CES will see chips and tricks to make cars smarter and safer
Every year the Consumer Electronics Show (CES) is abuzz with all the newest technologies aimed at exciting and engaging the consumer. This this includes the latest cars and automotive technology, and there is now a strong demand for our Field Programmable Gate Arrays (FPGAs) in the automotive market.
In fact, FPGAs are solving intricate processing challenges in our customers’ automotive Advanced Driver Assistance Systems (ADAS) being introduced at CES.
Some of the details are for example Intel is unveiling Intel GO for automated driving products, including the Intel GO In-Vehicle Development Platform for Automated Driving with Intel FPGAs sitting alongside either an Intel Atom or Intel Xeon processor.
These FPGA and CPU-based boards can serve automakers as they look for a rapid, yet reliable way to design ADAS systems, as outlined here by Doug Davis, Vice President and General Manager of Intel’s Automated Solutions Division (ASD).
In addition, The Intel GO Automotive 5G Platform is based upon Arria 10 FPGAs and advanced RFIC, and gives developers the flexibility to test different pre-standard 5G specifications.
There will also be the announcement of the Arria 10 FPGA automotive grade solution, the highest performance processing automotive FPGA, which offers a full one speed grade performance advantage over competing devices, and auto manufacturers can run with this line of FPGAs for a head start on their ADAS systems.
Additionally, Intel are sharing along with automotive supplier Denso a new stereo vision solution for automakers using the Intel Cyclone V SoC – enabling a new system that helps cars make braking decisions.
Specifically, the new automotive-grade Arria 10GX mid-range FPGA for autonomous driving is up to 40% lower power than previous generation FPGAs and features the industry’s only hard floating-point digital signal processing (DSP) blocks.
This enables developers to design to the strictest requirements.

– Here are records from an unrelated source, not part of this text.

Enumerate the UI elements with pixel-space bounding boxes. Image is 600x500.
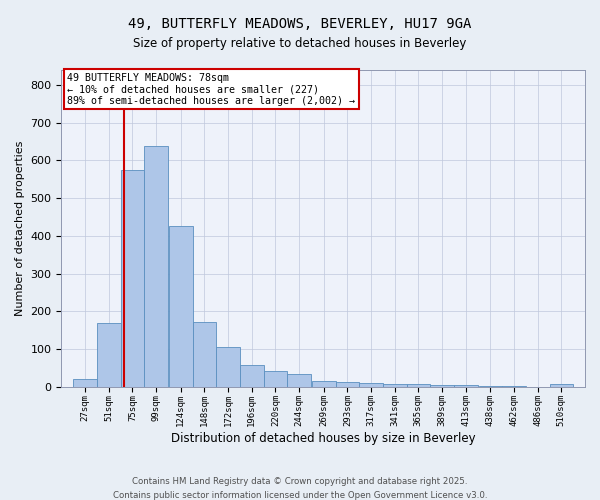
- Bar: [312, 380, 335, 386]
- Bar: [287, 374, 311, 386]
- Text: 49, BUTTERFLY MEADOWS, BEVERLEY, HU17 9GA: 49, BUTTERFLY MEADOWS, BEVERLEY, HU17 9G…: [128, 18, 472, 32]
- Bar: [144, 146, 168, 386]
- Bar: [550, 384, 573, 386]
- Bar: [263, 370, 287, 386]
- Bar: [216, 347, 240, 387]
- Bar: [193, 322, 216, 386]
- Bar: [97, 323, 121, 386]
- Bar: [359, 383, 383, 386]
- Bar: [430, 384, 454, 386]
- Bar: [240, 365, 263, 386]
- Bar: [73, 379, 97, 386]
- Text: Contains public sector information licensed under the Open Government Licence v3: Contains public sector information licen…: [113, 491, 487, 500]
- Bar: [383, 384, 407, 386]
- Text: 49 BUTTERFLY MEADOWS: 78sqm
← 10% of detached houses are smaller (227)
89% of se: 49 BUTTERFLY MEADOWS: 78sqm ← 10% of det…: [67, 72, 355, 106]
- Y-axis label: Number of detached properties: Number of detached properties: [15, 140, 25, 316]
- Bar: [335, 382, 359, 386]
- Bar: [407, 384, 430, 386]
- X-axis label: Distribution of detached houses by size in Beverley: Distribution of detached houses by size …: [171, 432, 476, 445]
- Bar: [169, 226, 193, 386]
- Text: Size of property relative to detached houses in Beverley: Size of property relative to detached ho…: [133, 38, 467, 51]
- Text: Contains HM Land Registry data © Crown copyright and database right 2025.: Contains HM Land Registry data © Crown c…: [132, 478, 468, 486]
- Bar: [121, 170, 144, 386]
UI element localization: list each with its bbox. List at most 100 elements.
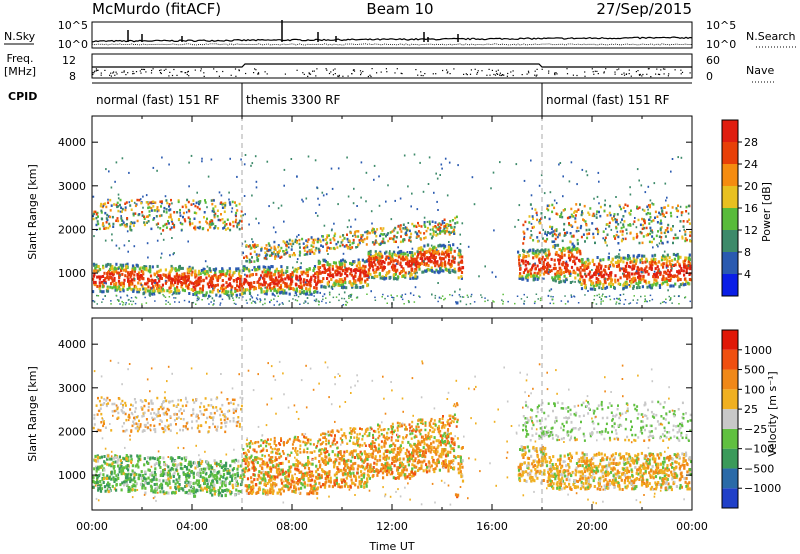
power-cell bbox=[677, 276, 680, 280]
power-cell bbox=[239, 293, 242, 297]
power-cell bbox=[222, 227, 225, 230]
power-cell bbox=[540, 212, 543, 215]
velocity-cell bbox=[161, 474, 165, 477]
power-cell bbox=[568, 250, 571, 254]
velocity-cell bbox=[453, 441, 456, 445]
power-speckle bbox=[306, 246, 309, 249]
power-cell bbox=[440, 268, 443, 272]
nave-dot bbox=[635, 71, 637, 73]
power-speckle bbox=[234, 214, 237, 217]
power-speckle bbox=[373, 231, 376, 234]
power-cell bbox=[248, 244, 251, 247]
power-speckle bbox=[446, 194, 449, 197]
nave-dot bbox=[353, 70, 356, 72]
nave-dot bbox=[526, 73, 528, 75]
power-cell bbox=[310, 236, 313, 239]
power-speckle bbox=[229, 157, 231, 160]
power-cell bbox=[623, 220, 626, 223]
power-speckle bbox=[188, 300, 190, 303]
power-near-range bbox=[534, 300, 536, 303]
power-cell bbox=[391, 257, 394, 261]
power-cell bbox=[455, 301, 458, 305]
power-cell bbox=[575, 203, 578, 206]
power-speckle bbox=[604, 199, 606, 202]
power-cell bbox=[591, 260, 594, 263]
power-cell bbox=[419, 257, 422, 260]
power-cell bbox=[646, 270, 649, 273]
velocity-cell bbox=[610, 467, 613, 471]
power-cell bbox=[446, 249, 449, 253]
power-cell bbox=[547, 250, 551, 254]
power-cell bbox=[353, 279, 356, 283]
nave-label: Nave bbox=[746, 64, 774, 77]
power-cell bbox=[216, 279, 219, 283]
power-cell bbox=[663, 280, 667, 284]
power-cell bbox=[117, 285, 121, 289]
power-cell bbox=[598, 210, 600, 214]
power-cell bbox=[408, 236, 411, 239]
nave-dot bbox=[360, 72, 362, 74]
power-cell bbox=[517, 255, 520, 259]
power-cell bbox=[324, 271, 327, 274]
velocity-cell bbox=[564, 485, 568, 489]
power-cell bbox=[531, 266, 534, 270]
nave-dot bbox=[200, 68, 202, 70]
power-speckle bbox=[560, 211, 563, 214]
power-cell bbox=[153, 217, 156, 220]
power-near-range bbox=[119, 303, 121, 305]
power-cell bbox=[143, 215, 145, 218]
power-cell bbox=[442, 257, 445, 261]
power-speckle bbox=[207, 175, 210, 178]
power-speckle bbox=[127, 250, 129, 253]
power-cell bbox=[190, 203, 193, 206]
power-near-range bbox=[262, 303, 264, 306]
power-near-range bbox=[624, 299, 627, 301]
power-cell bbox=[555, 233, 558, 237]
power-speckle bbox=[676, 215, 679, 218]
power-cell bbox=[277, 255, 280, 258]
nave-dot bbox=[584, 71, 586, 73]
power-speckle bbox=[105, 282, 107, 285]
power-cell bbox=[404, 273, 407, 277]
velocity-cell bbox=[607, 482, 610, 486]
power-near-range bbox=[144, 296, 146, 299]
velocity-cell bbox=[201, 460, 204, 463]
power-cell bbox=[102, 222, 105, 225]
power-near-range bbox=[122, 302, 125, 304]
power-cell bbox=[193, 285, 196, 289]
power-speckle bbox=[323, 285, 326, 288]
power-cell bbox=[393, 235, 396, 238]
power-cell bbox=[137, 281, 140, 285]
power-near-range bbox=[207, 297, 209, 300]
power-cell bbox=[280, 255, 283, 259]
power-speckle bbox=[436, 177, 439, 180]
power-cell bbox=[109, 265, 112, 269]
power-near-range bbox=[552, 302, 555, 305]
nave-dot bbox=[656, 68, 658, 70]
power-cell bbox=[661, 212, 664, 216]
power-cell bbox=[145, 201, 148, 204]
power-speckle bbox=[490, 187, 492, 190]
power-cell bbox=[98, 281, 101, 285]
velocity-cell bbox=[656, 453, 659, 457]
power-cell bbox=[226, 284, 229, 288]
power-cell bbox=[360, 234, 363, 237]
power-cell bbox=[199, 272, 202, 276]
power-speckle bbox=[599, 259, 602, 262]
power-cell bbox=[210, 281, 213, 285]
power-cell bbox=[170, 264, 173, 268]
power-speckle bbox=[151, 287, 153, 290]
nave-dot bbox=[309, 73, 312, 75]
power-cell bbox=[101, 275, 105, 278]
velocity-cell bbox=[601, 468, 604, 472]
power-cell bbox=[352, 276, 355, 280]
power-cell bbox=[531, 215, 534, 218]
nave-dot bbox=[495, 70, 497, 72]
power-cell bbox=[396, 231, 399, 234]
power-cell bbox=[684, 233, 687, 236]
power-cell bbox=[444, 224, 447, 228]
power-cell bbox=[573, 259, 576, 263]
power-cell bbox=[652, 219, 655, 222]
nave-dot bbox=[203, 72, 205, 74]
power-speckle bbox=[230, 210, 233, 213]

In addition, the Arria 10 automotive-grade FPGA offers more than 320Gbps of DDR4 bandwidth and more than 200Gbps of transceiver bandwidth. It also supports 12G serial protocols, 1.5K variable-precision DSP blocks and up to 24 transceivers.
In terms of Intel’s work with Denso, a forward-thinking automotive supplier with a global reach, Denso has been working for several years on enabling technology that makes cars ‘see’ by using sensors that pull in visual data and process that data in rapid fashion. This kind of technology enables a car to help make decisions for the driver (autonomous driving) or with the driver (automated).
The technology behind Denso’s offering, which it calls the world’s smallest size form factor stereo camera system, is the Automated Emergency Braking ECU (AEB) for image recognition and processing that assists in automated emergency braking applicable for both pedestrians (up to 50km/h) and obstacles (up to 80km/h), brake assist systems and adaptive headlamp systems – all running on Intel’s Cyclone V SoC FPGA.
Officials with Denso’s Driving Assist and Safety Engineering department revealed to me that their technology teams worked to deliver an in-car stereo vision system to get the most accurate and reliable result for this automotive braking system. A lot of visual image processing is required, and they shared that Intel‘s FPGA proved to be the only suitable silicon solution available to perform such intensive computational processing while also meeting their power and cost requirements.
The stereo vision system is controlled by the Cyclone V SoC FPGA, which acts as a single-chip programmable high-performance computer to handle the intensive signal processing. Denso says this programmability is key because it lets automakers offer a differentiated solution from their competitors, as well as providing flexibility to vary the board across their own makes and models of cars.
In summary, there is a tremendous interest and adoption of Intel FPGAs across the automotive market including discrete ECU solutions, to the fully autonomous and centralised computing like the Intel GO platform.
These are just a few examples of how Intel FPGA technology is helping advance driving systems as the industry moves toward the brave new world of ADAS.